Ethereum was trading around $2,335.73 at press time after a modest 0.27% rise over the past 24 hours and a 1.05% decline over the past week.
According to TradingView data, ETH price volatility was significant in May. Here, after trading at around $2,200 on May 1 and reaching $2,400 on May 6, ETH was back at around $2,300 by May 11.
CryptoQuant called this phase of ETH a “stagnant range.”
How can FEI help manage capital during the ETH downturn?
In fact, CryptoQuant’s analysis of ETH’s Downside Alpha FEI (Fama Efficiency Index) hedging structure suggested investors a simple method to protect their capital.
According to FEI Downside Alpha, Ethereum (ETH) scored -0.0147 on Netflow and 93.43% on the Fama Efficiency Index.
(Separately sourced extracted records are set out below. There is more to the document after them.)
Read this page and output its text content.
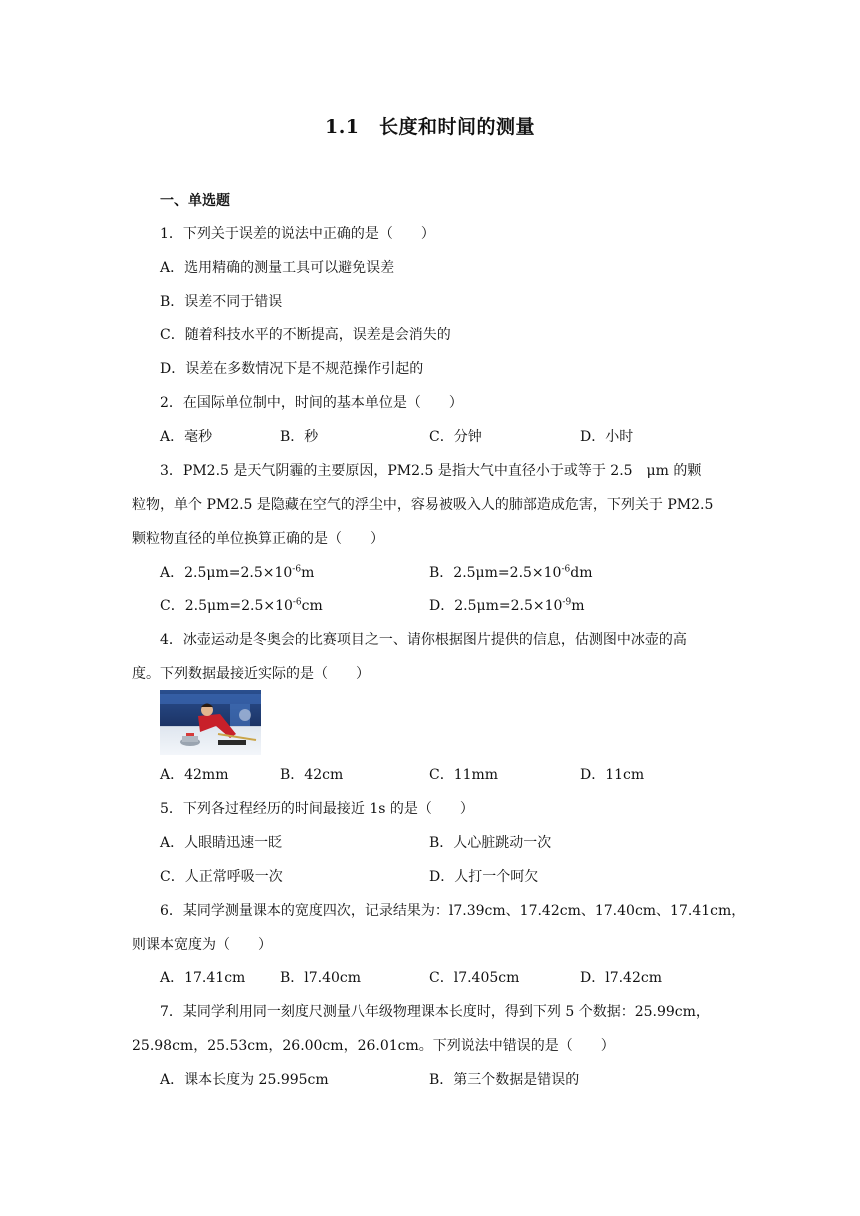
1.1　长度和时间的测量
一、单选题
1．下列关于误差的说法中正确的是（　　）
A．选用精确的测量工具可以避免误差
B．误差不同于错误
C．随着科技水平的不断提高，误差是会消失的
D．误差在多数情况下是不规范操作引起的
2．在国际单位制中，时间的基本单位是（　　）
A．毫秒	B．秒	C．分钟	D．小时
3．PM2.5 是天气阴霾的主要原因，PM2.5 是指大气中直径小于或等于 2.5　μm 的颗
粒物，单个 PM2.5 是隐藏在空气的浮尘中，容易被吸入人的肺部造成危害，下列关于 PM2.5
颗粒物直径的单位换算正确的是（　　）
A．$2.5\mu m=2.5\times 10^{-6}m$	B．$2.5\mu m=2.5\times 10^{-6}dm$
C．$2.5\mu m=2.5\times 10^{-6}cm$	D．$2.5\mu m=2.5\times 10^{-9}m$
4．冰壶运动是冬奥会的比赛项目之一、请你根据图片提供的信息，估测图中冰壶的高
度。下列数据最接近实际的是（　　）
A．42mm	B．42cm	C．11mm	D．11cm
5．下列各过程经历的时间最接近 1s 的是（　　）
A．人眼睛迅速一眨	B．人心脏跳动一次
C．人正常呼吸一次	D．人打一个呵欠
6．某同学测量课本的宽度四次，记录结果为：l7.39cm、17.42cm、17.40cm、17.41cm，
则课本宽度为（　　）
A．17.41cm B．l7.40cm	C．l7.405cm	D．l7.42cm
7．某同学利用同一刻度尺测量八年级物理课本长度时，得到下列 5 个数据：25.99cm，
25.98cm，25.53cm，26.00cm，26.01cm。下列说法中错误的是（　　）
A．课本长度为 25.995cm	B．第三个数据是错误的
This means that ETH is currently in a relatively mature and efficient market phase, but the lack of a strongly positive Netflow correlation suggests that aggressive distribution has not yet completely taken over.
For context, more than 95% of FEI respondents point to a very efficient market where price represents most of the information. On the other hand, an FEI below 85% means that the market is less efficient and less volatile.
From an institutional risk management perspective, this indicator acts as a tool to protect capital in the event of a potential decline in ETH. Previous instances have even confirmed this with profits ranging from 4% to 9.6%.


Simply put, when the market becomes overheated and the FEI exceeds extreme levels like 95%, institutions can use short positions to protect against the downside risk of their Ethereum holdings.
For its part, CryptoQuant summed it up well by noting:
ETH is not yet in a phase with strong downside potential based on FEI Downside Alpha, and currently liquidity preservation and risk management from a hedging perspective are more important than directional pursuit.
But the stablecoin market suggests otherwise
However, the stablecoin market indicates that ETH is still in the spotlight despite all the uncertainty and FUD surrounding it.
DeFiLlama stablecoin data indicates new capital is flowing in rather than rotating, with total supply increasing to $322.324 billion, an additional $2.006 billion in a single week.


In this area, Ethereum holds its largest share, taking in $183.47 billion, suggesting that institutions are still using it for structured positioning and collateral.
Therefore, due to capital being locked into derivatives and loans, the price stabilizes around $2,336. Moreover, with a few notable exceptions, the ETF market has also confirmed its collection trend.


Final summary
- ETH is currently in a relatively mature and efficient market phase, as indicated by its score of 93.43% on the Fama Efficiency Index.
- Although ETH’s directional strength is weak, the adoption of stablecoins gives it hope for the future.